A questão poderia surgir: por que o boi, se representa o verdadeiro eu ou a natureza búdica, precisaria ser domado? Pode-se facilmente entender por que ele deveria ser procurado, por que havia sido perdido. Mas, uma vez capturado, por que deveria ser domado, por que ele, o verdadeiro eu ou a natureza búdica, desejaria retornar aos campos de pastagem de onde veio? Por que o verdadeiro eu seria selvagem e desenfreado? A resposta mais fácil, e talvez a única, a essa pergunta provavelmente está na direção de dizer que este estágio representa a assimilação ainda imperfeita do homem ao verdadeiro eu. Assim, a relutância e teimosia do boi apontam para uma dimensão do próprio homem, e não para o verdadeiro eu. Caso contrário, pelo que posso ver, a necessidade de domar o boi não faz sentido. A própria natureza búdica não precisa ser domada ou cultivada, exceto quando vista do ponto de vista do homem lutando para fazê-la sua, como seu Eu. Em última análise, é claro, boi e homem são idênticos.

A maneira de Dogen expressar o retorno à vida cotidiana é afirmar que todos os traços da iluminação desaparecem.
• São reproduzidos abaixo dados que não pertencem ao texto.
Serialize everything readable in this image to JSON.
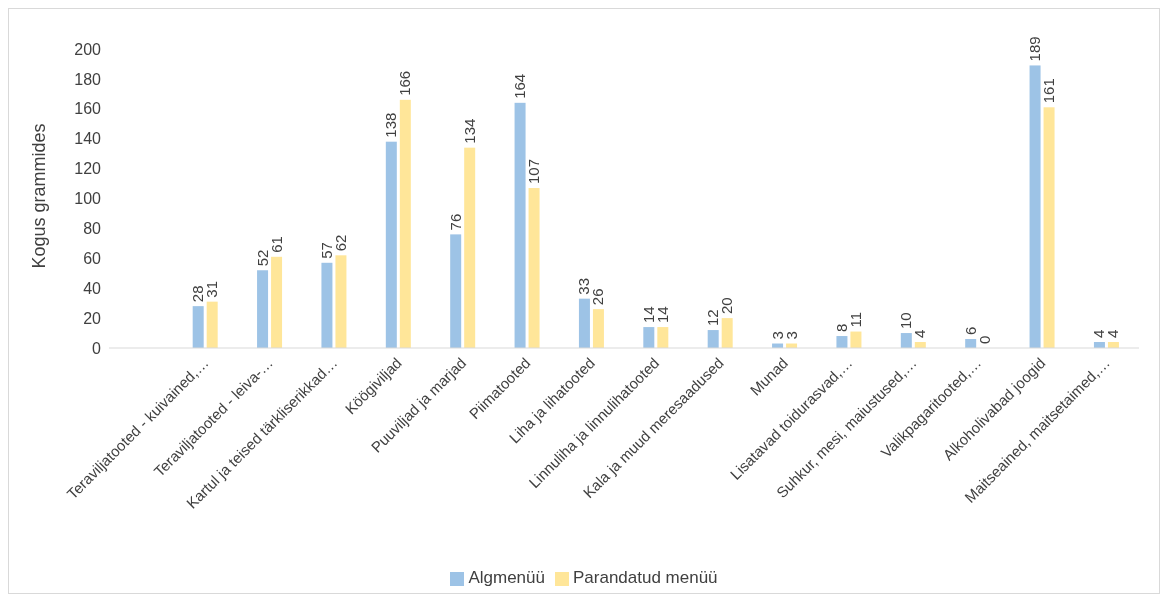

Não há vestígio ou mancha que traia o fato de a pessoa estar consciente — isto é, separada — da iluminação. Ele não tem iluminação, ele nem mesmo é iluminado, ele é iluminação.

Nas páginas anteriores, no melhor dos casos, delimitamos os parâmetros do problema. Para resumir, estamos investigando a compreensão de Dogen sobre a impermanência, a natureza búdica e sua “relação”. A impermanência geralmente foi interpretada como samsara, a natureza búdica como alguma forma de nirvana ou iluminação. Vimos que nem a transcendência nem a imanência eram adequadas para caracterizar a “relação” entre impermanência e natureza búdica. Também vimos que a diferença (semelhante à transcendência) era inadequada para caracterizar essa relação, e que a identidade (semelhante à imanência, mas de forma alguma coincidente com ela) concebida em seu sentido tradicional também não era adequada. Agora estamos em uma aporia completa.